Setelah tadi Dinal memohon padaku untuk pura-pura menjadi pacarnya. Sekarang apa lagi ini???
Flashback
"Apaaaa??? Nggak nggak.. aku nggak mau!" tegasku sambil menggelengkan kepalaku kuat. Yang bener aja Dinal menyuruhku pura-pura jadi pacarnya untuk yang kedua kalinya. No! BIG NO!
"Bil, pleaseee... aku nggak tau harus.minta tolong siapa lagi. Mommy benar-benar akan terus menjodohkanku dengan wanita-wanita diluar sana sampai aku menerima perjodohan itu. Dan kamu tau kan kalo aku sama sekali gak cinta sama Ara."
"Astagaa terus kamu tega gitu sama aku. Kamu tega ngorbanin aku??" Bener-bener aku nggak habis pikir sama nih anak. Tega banget dia ngorbanin sahabatnya sendiri. Ngorbanin diriku juga perasaanku. Nggak peka apa dia selama ini kalau aku tuh sayang banget sama dia.

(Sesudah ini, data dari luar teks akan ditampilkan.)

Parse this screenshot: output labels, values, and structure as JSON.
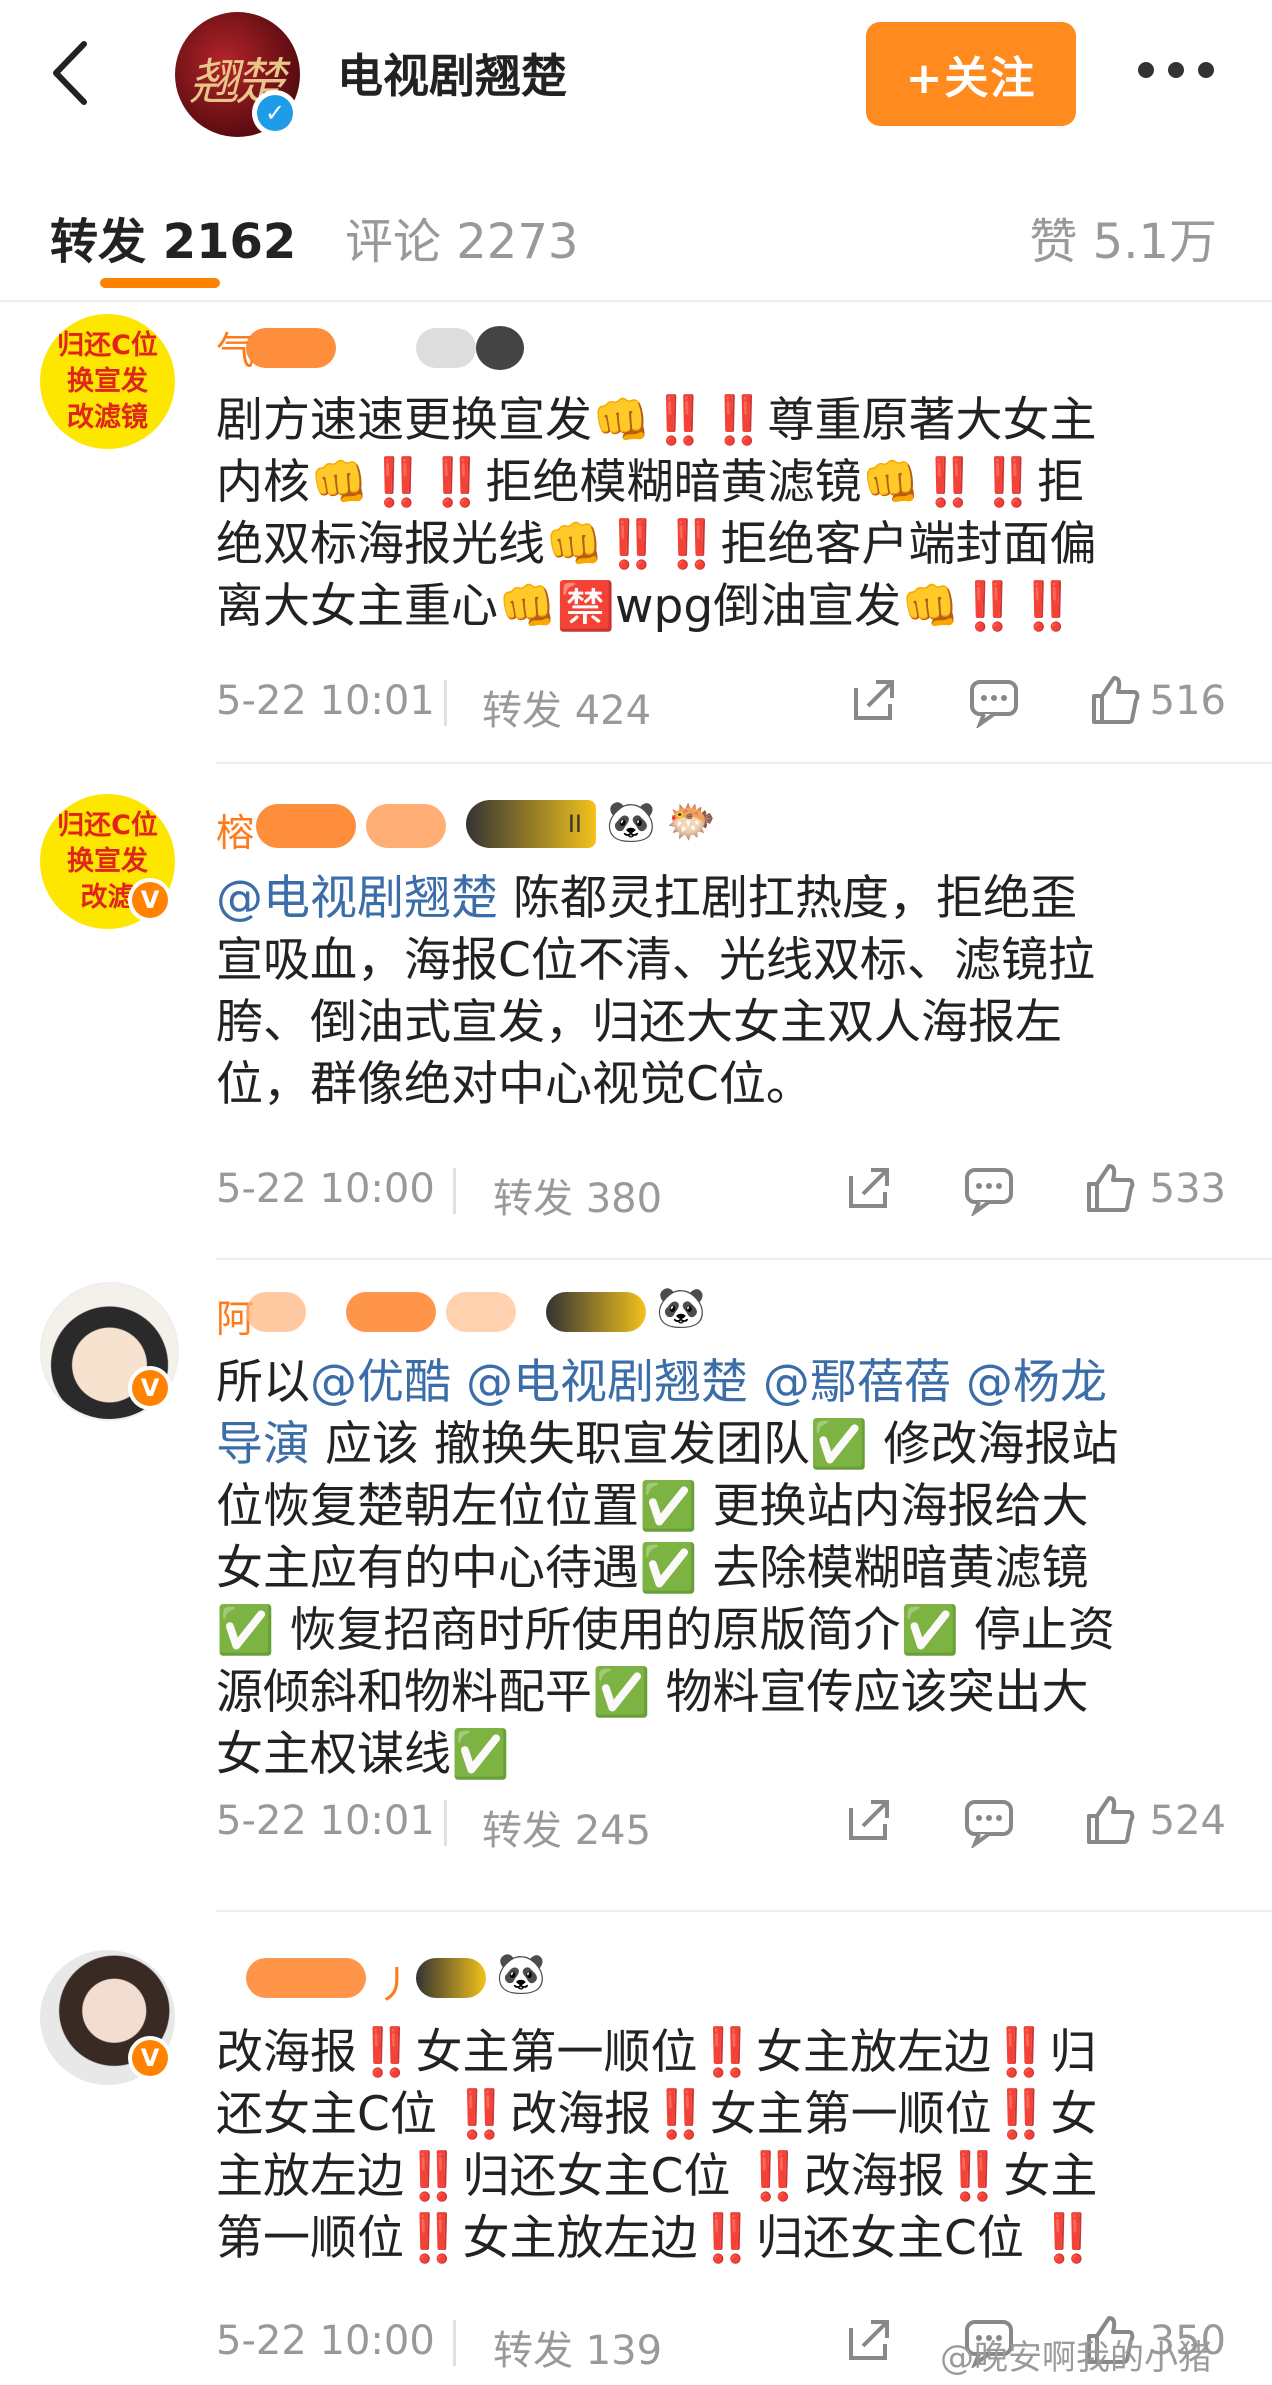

"Bukan.. bukan gitu Bil.. kita hanya pura-pura menjadi sepasang kekasih sampai Mommy lupa tentang masalah perjodohan ini." Aku berdecak kesal padanya. Sempat sempatnya dia mikir seperti itu disaat seperti ini.
"Heh, kamu lupa apa ketika kita bohong sama Gina dulu tante Elisa marah besar sama aku karna Gina nangis histeris sampai ngadu ke tante kalo kita pacaran." Masih segar diingatanku ketika tante Elisa marah besar kepada kami berdua karna membohongi Gina. Hampir sebulan tante Elisa tak menggubris perhatianku setiap aku datang kerumahnya. Dinal juga ikut dicuekin habis-habisan sama Mommy-nya itu. Om Pras juga tak mampu membujuk istri tercintanya itu untuk memaafkan aku dan Dinal. Untung Bunda berhasil membujuk tante Elisa. Kalian bayangkan saja separah apa tante Elisa marah padaku sampai sampai Bunda langsung yang harus turun tangan untuk mendamaikan kami bertiga. Aku nggak mau kejadian itu terulang kembali. Cukup sekali. Tidak lagi lagi.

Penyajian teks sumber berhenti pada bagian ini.